Zur Einstimmung gelangte das Concerto f-Moll für Streicher und Basso Continuo (BC) von F. Durante zur Aufführung. Bei diesem Werk taucht unweigerlich der Gedanke an das zarte, fliessende, bisweilen stürmische Frühlingserwachen auf. Die arrivierte Konzert-, Oratorien- und Liedsängerin Angela Göldi vermochte mit ihrer Alt-Stimme das Salve Regina von G. B. Pergolesi in betörender Klangschönheit zur Entfaltung zu bringen. Der stürmische Beifall brachte Freude und grosse Dankbarkeit zum Ausdruck. Packend wurde auch das Concerto g-Moll für Streicher und BC von E. F. Dall-Abaco aufgeführt.

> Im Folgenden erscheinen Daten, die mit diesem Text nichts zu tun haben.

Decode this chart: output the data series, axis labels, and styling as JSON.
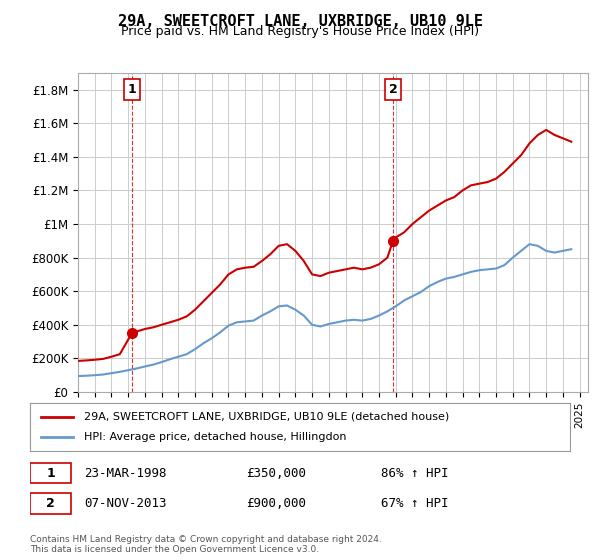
{
  "title": "29A, SWEETCROFT LANE, UXBRIDGE, UB10 9LE",
  "subtitle": "Price paid vs. HM Land Registry's House Price Index (HPI)",
  "ylabel_ticks": [
    "£0",
    "£200K",
    "£400K",
    "£600K",
    "£800K",
    "£1M",
    "£1.2M",
    "£1.4M",
    "£1.6M",
    "£1.8M"
  ],
  "ytick_values": [
    0,
    200000,
    400000,
    600000,
    800000,
    1000000,
    1200000,
    1400000,
    1600000,
    1800000
  ],
  "ylim": [
    0,
    1900000
  ],
  "xlim_start": 1995.0,
  "xlim_end": 2025.5,
  "background_color": "#ffffff",
  "grid_color": "#cccccc",
  "purchase1_year": 1998.22,
  "purchase1_price": 350000,
  "purchase2_year": 2013.84,
  "purchase2_price": 900000,
  "red_color": "#cc0000",
  "blue_color": "#6699cc",
  "dashed_color": "#cc0000",
  "legend_label_red": "29A, SWEETCROFT LANE, UXBRIDGE, UB10 9LE (detached house)",
  "legend_label_blue": "HPI: Average price, detached house, Hillingdon",
  "transaction1_label": "1",
  "transaction1_date": "23-MAR-1998",
  "transaction1_price": "£350,000",
  "transaction1_hpi": "86% ↑ HPI",
  "transaction2_label": "2",
  "transaction2_date": "07-NOV-2013",
  "transaction2_price": "£900,000",
  "transaction2_hpi": "67% ↑ HPI",
  "footer": "Contains HM Land Registry data © Crown copyright and database right 2024.\nThis data is licensed under the Open Government Licence v3.0.",
  "red_line_data_x": [
    1995.0,
    1995.5,
    1996.0,
    1996.5,
    1997.0,
    1997.5,
    1998.22,
    1998.5,
    1999.0,
    1999.5,
    2000.0,
    2000.5,
    2001.0,
    2001.5,
    2002.0,
    2002.5,
    2003.0,
    2003.5,
    2004.0,
    2004.5,
    2005.0,
    2005.5,
    2006.0,
    2006.5,
    2007.0,
    2007.5,
    2008.0,
    2008.5,
    2009.0,
    2009.5,
    2010.0,
    2010.5,
    2011.0,
    2011.5,
    2012.0,
    2012.5,
    2013.0,
    2013.5,
    2013.84,
    2014.0,
    2014.5,
    2015.0,
    2015.5,
    2016.0,
    2016.5,
    2017.0,
    2017.5,
    2018.0,
    2018.5,
    2019.0,
    2019.5,
    2020.0,
    2020.5,
    2021.0,
    2021.5,
    2022.0,
    2022.5,
    2023.0,
    2023.5,
    2024.0,
    2024.5
  ],
  "red_line_data_y": [
    185000,
    188000,
    192000,
    197000,
    210000,
    225000,
    350000,
    360000,
    375000,
    385000,
    400000,
    415000,
    430000,
    450000,
    490000,
    540000,
    590000,
    640000,
    700000,
    730000,
    740000,
    745000,
    780000,
    820000,
    870000,
    880000,
    840000,
    780000,
    700000,
    690000,
    710000,
    720000,
    730000,
    740000,
    730000,
    740000,
    760000,
    800000,
    900000,
    920000,
    950000,
    1000000,
    1040000,
    1080000,
    1110000,
    1140000,
    1160000,
    1200000,
    1230000,
    1240000,
    1250000,
    1270000,
    1310000,
    1360000,
    1410000,
    1480000,
    1530000,
    1560000,
    1530000,
    1510000,
    1490000
  ],
  "blue_line_data_x": [
    1995.0,
    1995.5,
    1996.0,
    1996.5,
    1997.0,
    1997.5,
    1998.0,
    1998.5,
    1999.0,
    1999.5,
    2000.0,
    2000.5,
    2001.0,
    2001.5,
    2002.0,
    2002.5,
    2003.0,
    2003.5,
    2004.0,
    2004.5,
    2005.0,
    2005.5,
    2006.0,
    2006.5,
    2007.0,
    2007.5,
    2008.0,
    2008.5,
    2009.0,
    2009.5,
    2010.0,
    2010.5,
    2011.0,
    2011.5,
    2012.0,
    2012.5,
    2013.0,
    2013.5,
    2014.0,
    2014.5,
    2015.0,
    2015.5,
    2016.0,
    2016.5,
    2017.0,
    2017.5,
    2018.0,
    2018.5,
    2019.0,
    2019.5,
    2020.0,
    2020.5,
    2021.0,
    2021.5,
    2022.0,
    2022.5,
    2023.0,
    2023.5,
    2024.0,
    2024.5
  ],
  "blue_line_data_y": [
    95000,
    97000,
    100000,
    104000,
    112000,
    120000,
    130000,
    140000,
    152000,
    163000,
    178000,
    195000,
    210000,
    225000,
    255000,
    290000,
    320000,
    355000,
    395000,
    415000,
    420000,
    425000,
    455000,
    480000,
    510000,
    515000,
    490000,
    455000,
    400000,
    390000,
    405000,
    415000,
    425000,
    430000,
    425000,
    435000,
    455000,
    480000,
    510000,
    545000,
    570000,
    595000,
    630000,
    655000,
    675000,
    685000,
    700000,
    715000,
    725000,
    730000,
    735000,
    755000,
    800000,
    840000,
    880000,
    870000,
    840000,
    830000,
    840000,
    850000
  ]
}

M. A. Charpentiers «Pour un Reposoir» vermochte die Zuhörerinnen und Zuhörer ebenfalls zu packen.

Der Blockflöten-Virtuose

Das Highlight des knapp eineinhalbstündigen Konzerts bildete zweifelsohne das Concerto G-Dur für Blockflöte, Streicher und BC von J. J. Naudot. Gefühlvoll und mit einer unwahrscheinlich prächtigen Klangfülle vermochte Hanspeter Küng, der Blockflöten-Virtuose, mit diesem Werk ein spezielles Glanzlicht zu setzen. Mit dem kaum enden wollenden Applaus wurde grosse Begeisterung und Dankbarkeit ausgedrückt. Als krönender, beschwingter Abschluss folgte das Concerto C-Dur RV 115 für Streicher und BC von A. Vivaldi. Doch die hell entzückten und total begeisterten Konzertbesucher verlangten stürmisch eine Zugabe, die auch geboten wurde.

René Häfelfinger ist es gelungen, mit diesem Konzert in die Welt der Musik zu entführen.